令和元年分確定申告期限は以前より所得税、消費税共に令和2年4月17日(金)に延長されていることが決定していましたが、この期限が更に延長されることとなりました。

延長された期限とは、期限を区切らずに、4月17⽇(⾦)以降であっても柔軟に確定申告書を受け付けることになり、実質無期限となりました。
これは税務署が個別的に対応を行うということであり、新型コロナウイルス感染症に感染した人、体調不良により外出を控えている⽅人、平⽇の在宅勤務を要請している⾃治体に居住する人等、新型コロナウイルス感染症の影響により、確定申告会場に行くことが困難な人や、申告書を作成することが困難な人を対象としています。

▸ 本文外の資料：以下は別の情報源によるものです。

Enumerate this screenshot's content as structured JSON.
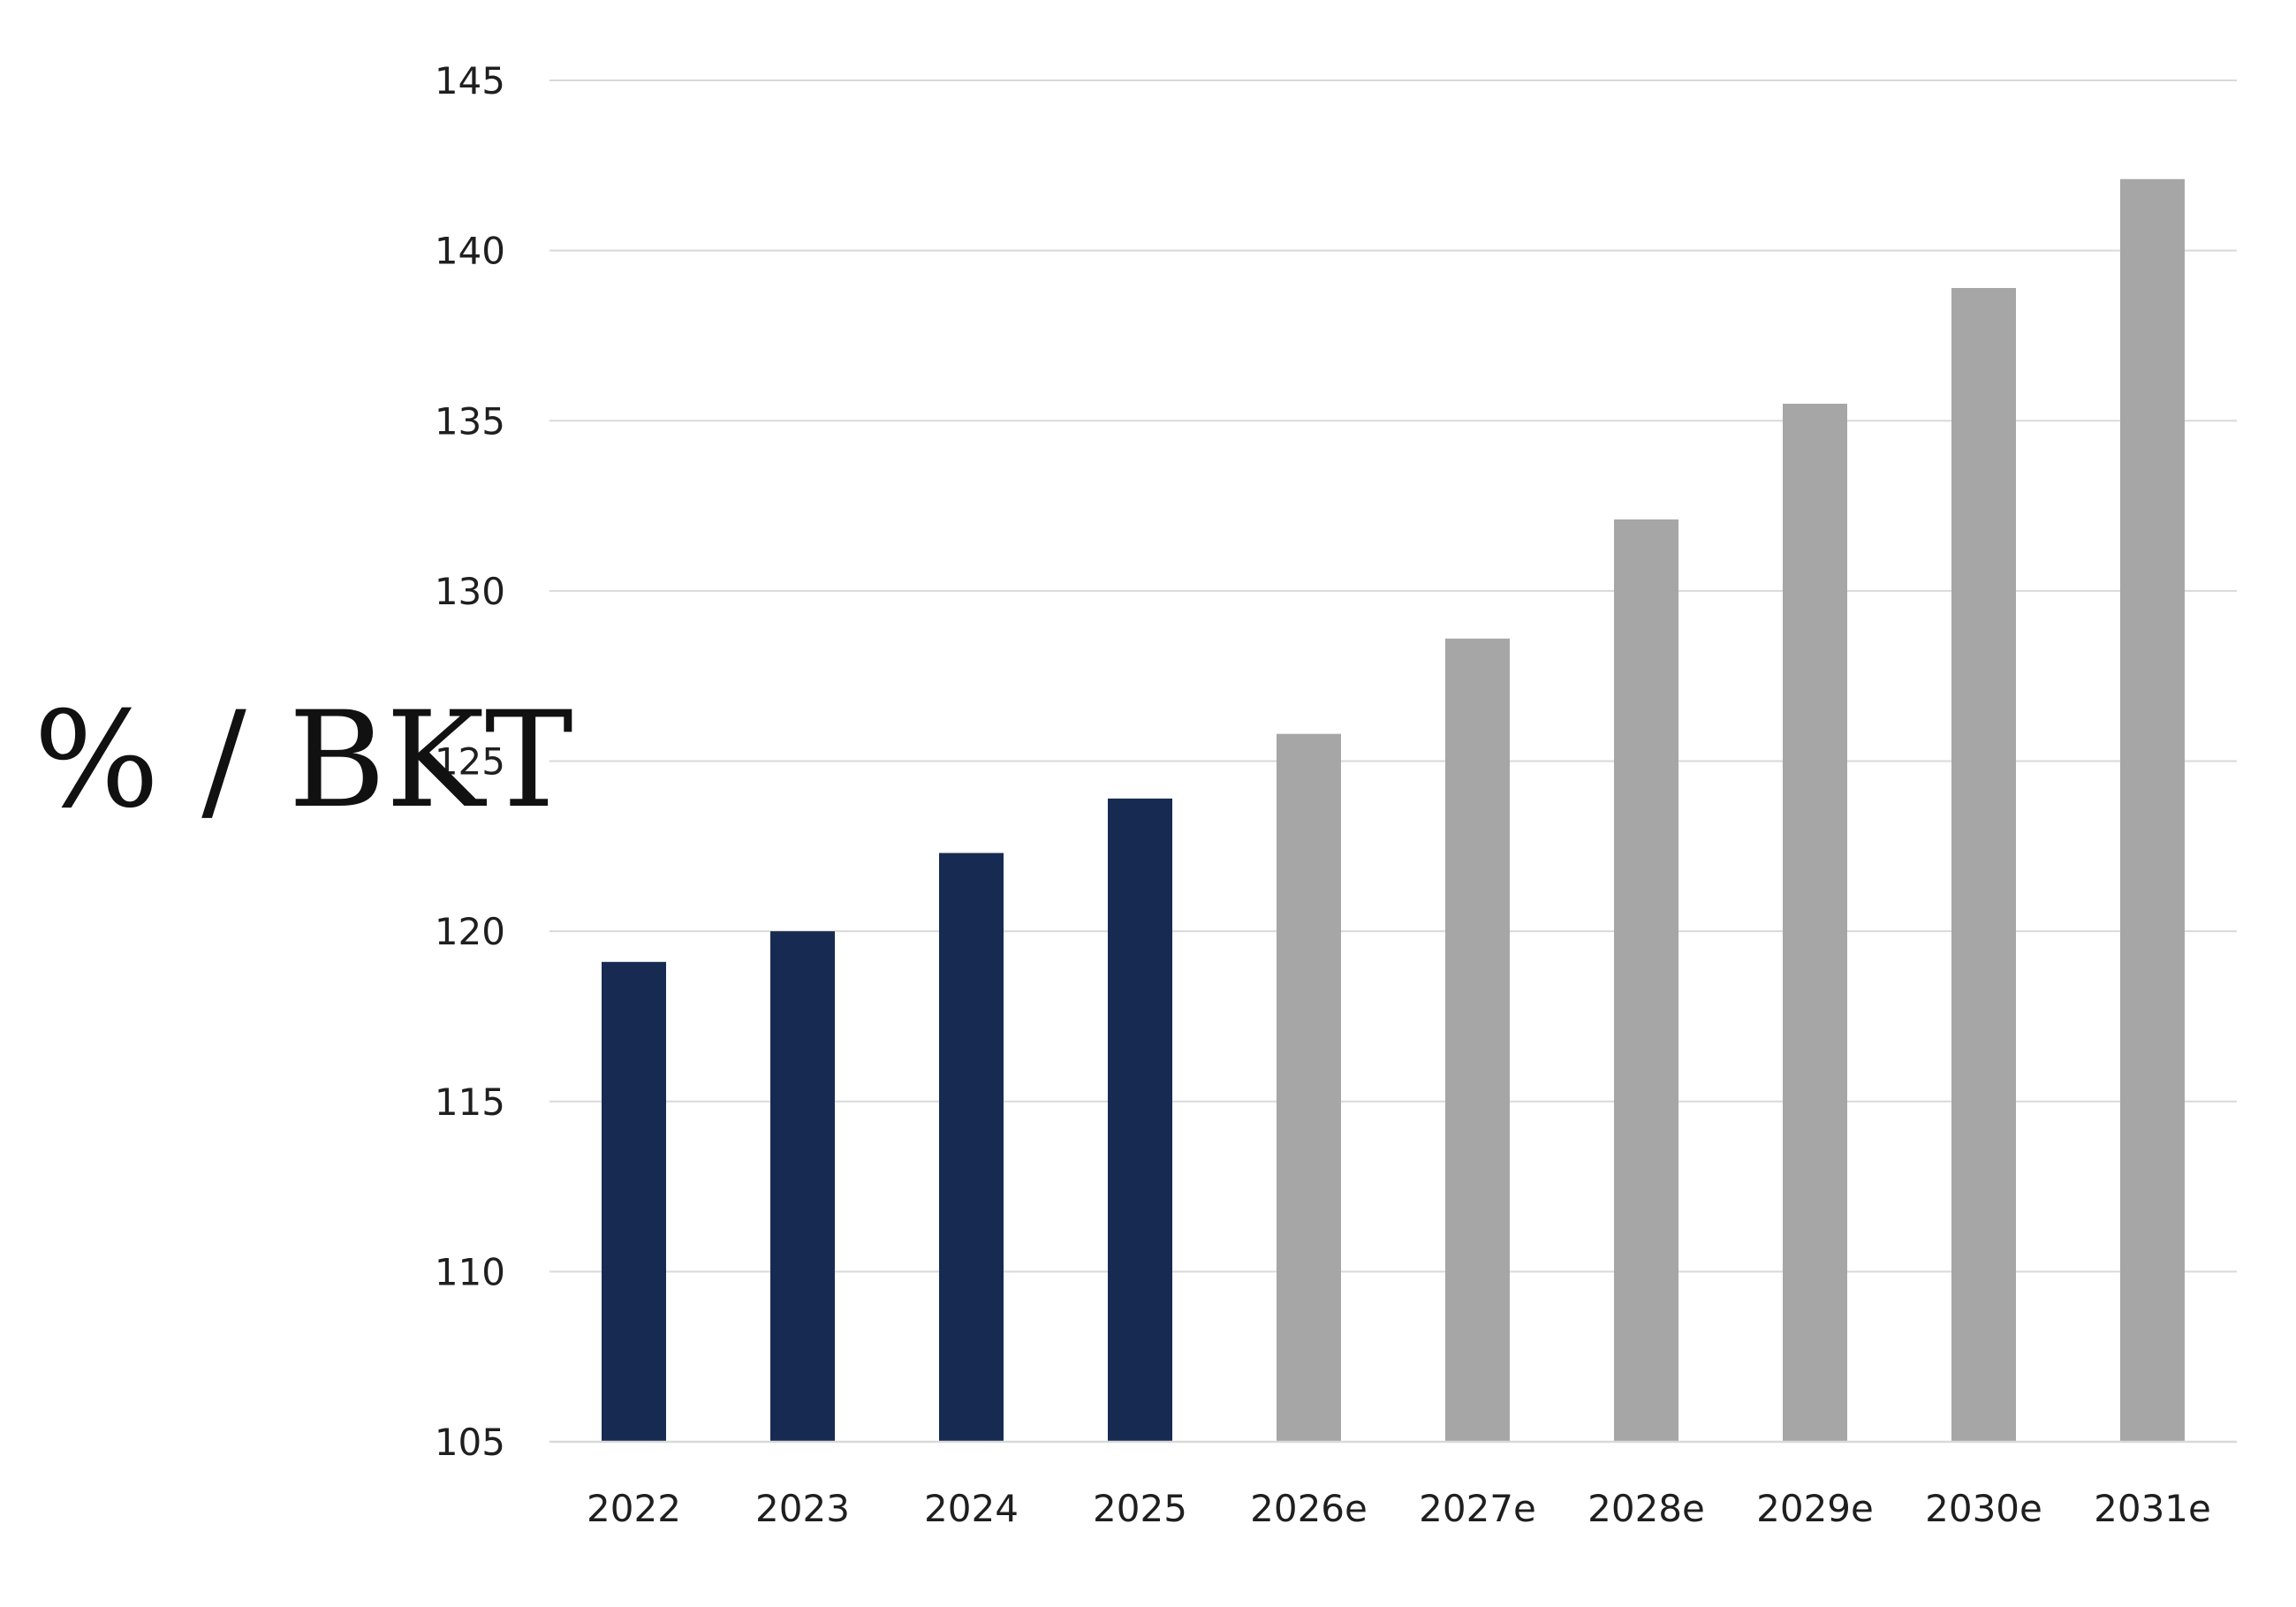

確定申告期限は提出が行える状況になった際に行うその確定申告書を提出した日となり、納付期限も提出した日となります。
所得税や消費税の納付方法に振替納税を選択している人は、その引落日は税務署より個別にお知らせがあるとされています。

3.個別延長をするための手続き

新型コロナウイルスの影響により令和元年分確定申告期限を延長するために、事前に申請書等を提出する必要はありません。提出が行える状況になった際に作成する確定申告書の余白に「新型コロナウイルスによる申告、納付期限延⻑申請」と記載するのみで良いとされています。

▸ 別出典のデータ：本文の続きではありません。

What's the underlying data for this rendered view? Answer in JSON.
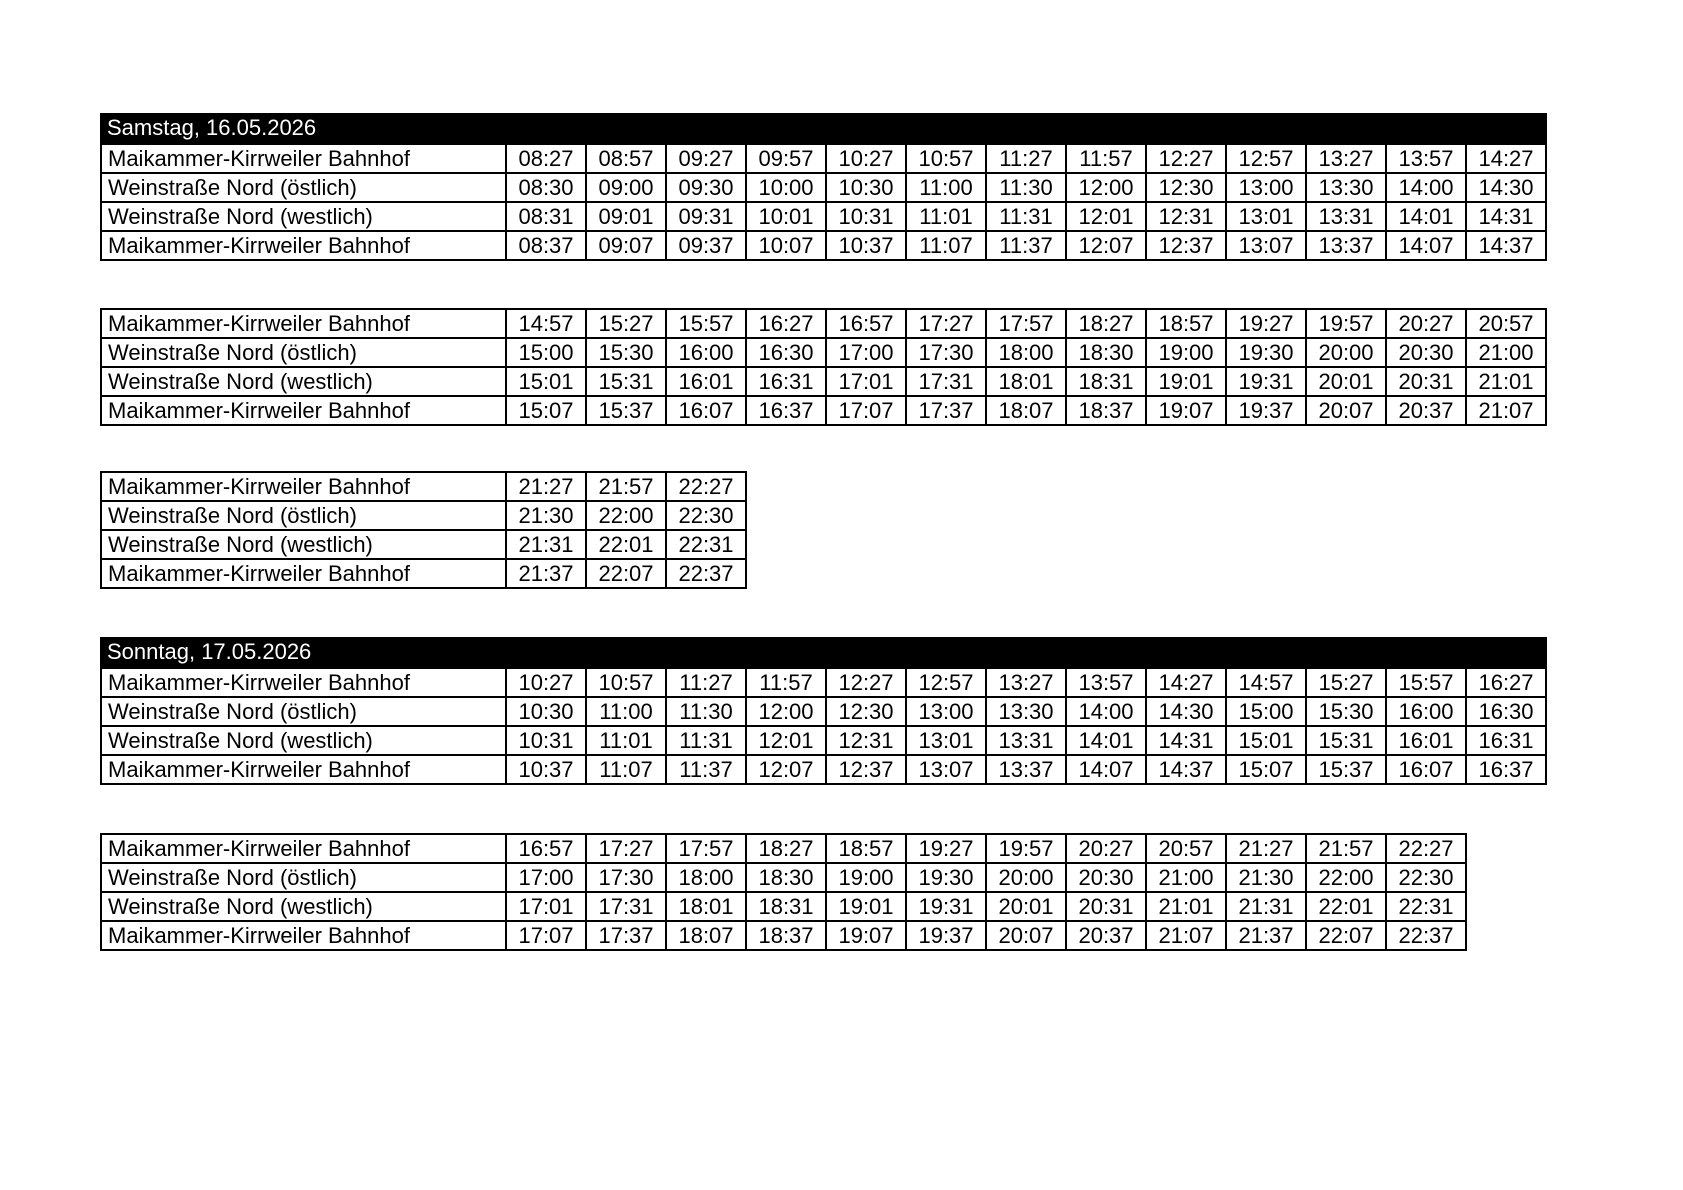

4.新型コロナウイルスによる申告、納付期限延⻑申請の記載方法

①書面で提出をする場合

確定申告書の右上の余白に「新型コロナウイルスによる申告、納付期限延⻑申請」と記載をします。

②確定申告書等作成コーナーを利⽤してe-Taxで提出する場合の⼊⼒方法

所得税は「送信準備」画面の「特記事項」欄に、「新型コロナウイルスによる申告、納付期限延⻑ 申請」と⼊⼒をします。 消費税は「納税地等⼊⼒」画面の「納税地情報」欄の「建物名、号室」部分に、()を付して「新型コロナウイルスによる申告、納付期限延⻑申請」と⼊⼒をします。

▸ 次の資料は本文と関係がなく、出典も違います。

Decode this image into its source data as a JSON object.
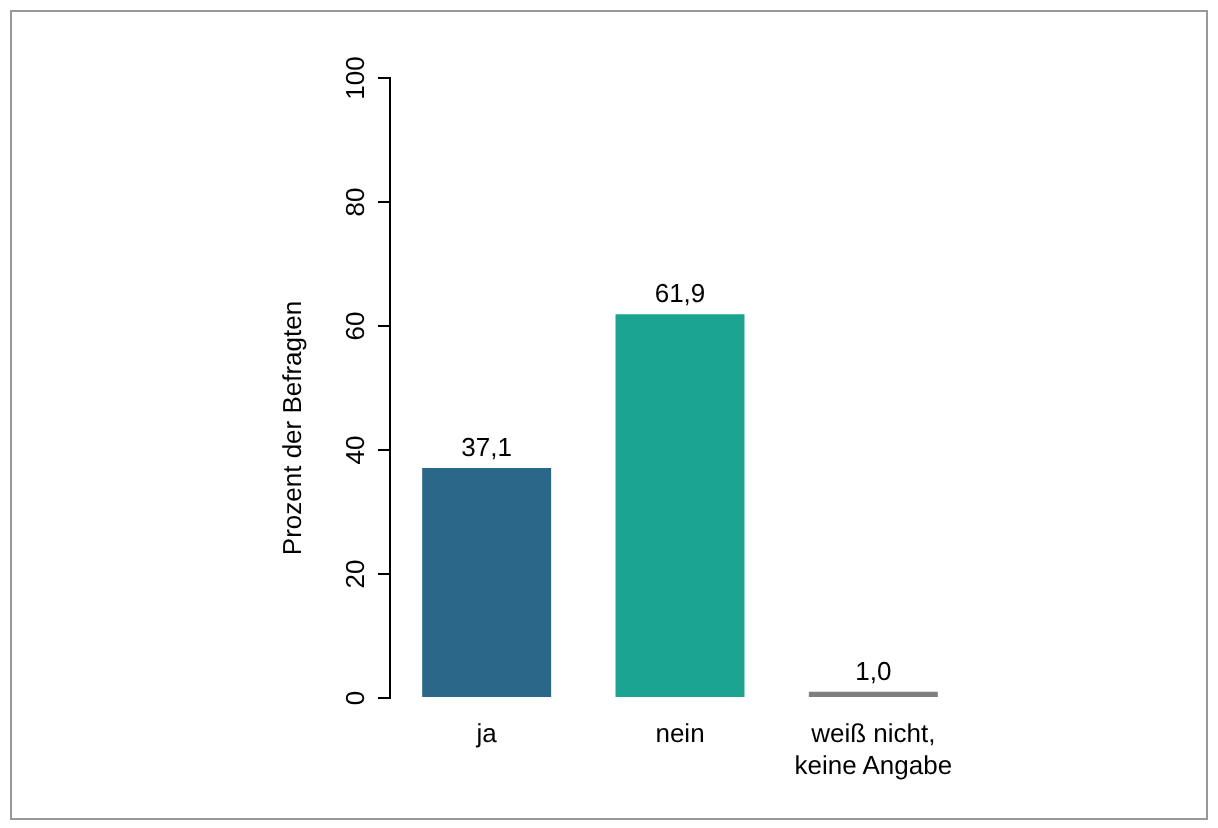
{
  "chart_data": {
    "type": "bar",
    "ylabel": "Prozent der Befragten",
    "categories": [
      "ja",
      "nein",
      "weiß nicht,\nkeine Angabe"
    ],
    "values": [
      37.1,
      61.9,
      1.0
    ],
    "colors": [
      "#2a6788",
      "#1ba591",
      "#7f7f7f"
    ],
    "value_labels": [
      "37,1",
      "61,9",
      "1,0"
    ],
    "ylim": [
      0,
      100
    ],
    "yticks": [
      0,
      20,
      40,
      60,
      80,
      100
    ],
    "grid": false,
    "legend": false
  }
}
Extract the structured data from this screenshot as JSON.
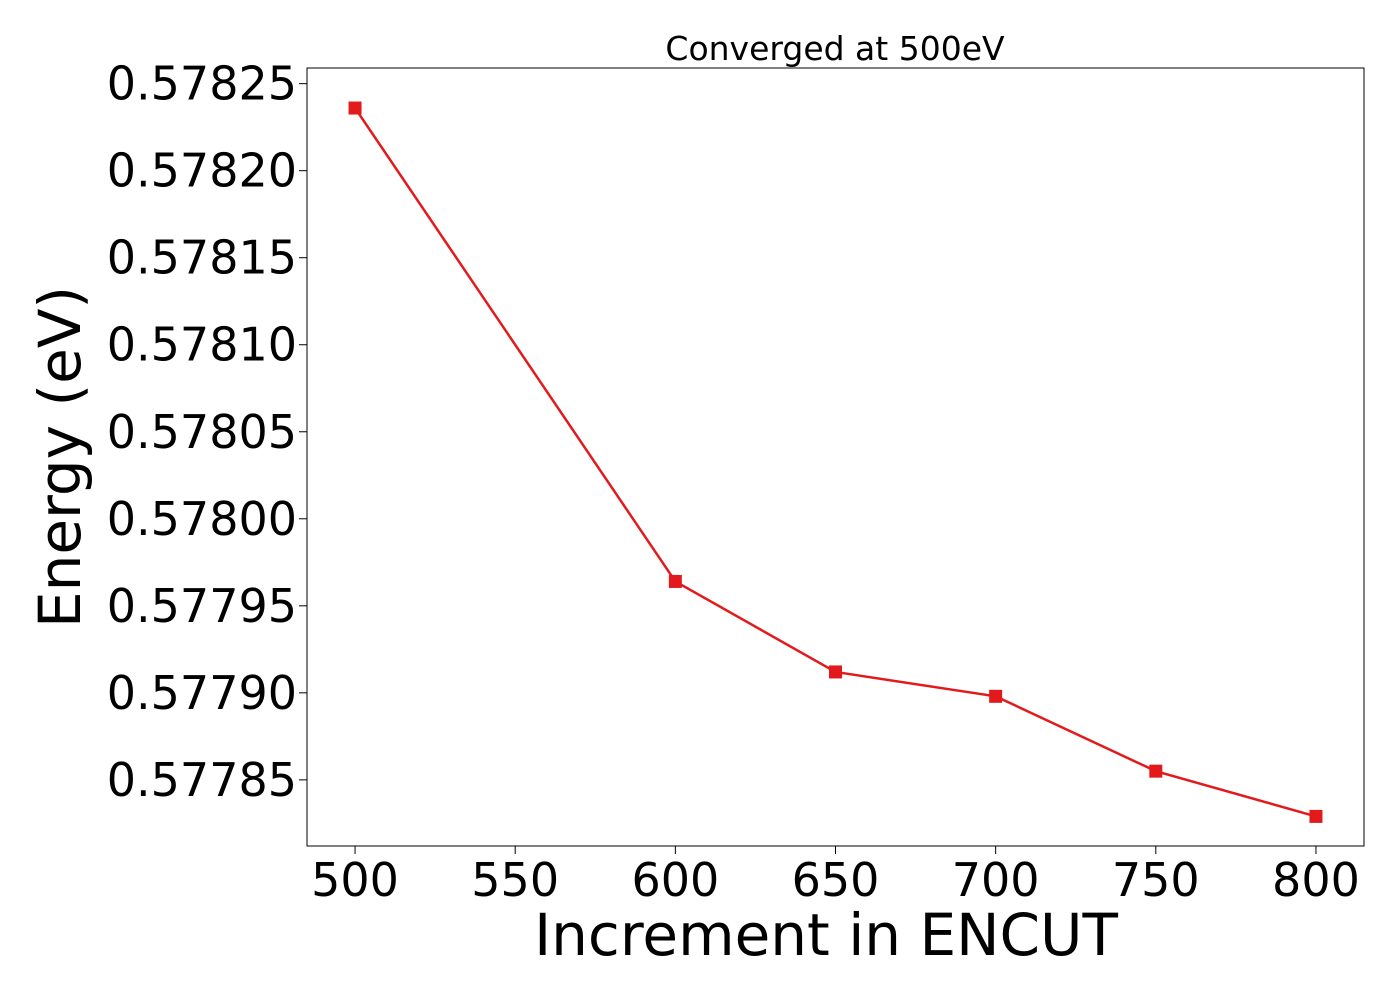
{
  "chart_data": {
    "type": "line",
    "title": "Converged at 500eV",
    "xlabel": "Increment in ENCUT",
    "ylabel": "Energy (eV)",
    "xlim": [
      485,
      815
    ],
    "ylim": [
      0.577812,
      0.578259
    ],
    "x_ticks": [
      500,
      550,
      600,
      650,
      700,
      750,
      800
    ],
    "x_tick_labels": [
      "500",
      "550",
      "600",
      "650",
      "700",
      "750",
      "800"
    ],
    "y_ticks": [
      0.57785,
      0.5779,
      0.57795,
      0.578,
      0.57805,
      0.5781,
      0.57815,
      0.5782,
      0.57825
    ],
    "y_tick_labels": [
      "0.57785",
      "0.57790",
      "0.57795",
      "0.57800",
      "0.57805",
      "0.57810",
      "0.57815",
      "0.57820",
      "0.57825"
    ],
    "grid": false,
    "series": [
      {
        "name": "",
        "color": "#e31a1c",
        "marker": "square",
        "x": [
          500,
          600,
          650,
          700,
          750,
          800
        ],
        "y": [
          0.578236,
          0.577964,
          0.577912,
          0.577898,
          0.577855,
          0.577829
        ]
      }
    ]
  }
}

③各種会計ソフトを利⽤してe-Taxで提出する場合の⼊⼒方法

所得税は申告書等送信票(兼送付書)の特記事項欄に、「新型コロナウイルスによる申告、納付期限延⻑申請」と⼊⼒をします。 消費税は申告、申請等基本情報の住所欄に、住所に続けて()を付して「新型コロナウイルスによる申告、納付期限延⻑申請」と入力をします。

5還付申告の場合は5年間有効!

上記の確定申告期限は確定申告が義務である人の期限です。確定申告をする義務のない、所得税の還付申告の期限は以前と変わらず5年間です。
よって令和元年分の還付申告の期限は令和6年12月31日(火)です。

6.まとめ

更に延長が決定となった確定申告期限についてご紹介致しました。期限が延長となりましたので、確定申告書の提出については無理をせず、対応を行うようにしましょう。
ご不明な点がございましたら、身近な専門家に相談されることをお勧め致します。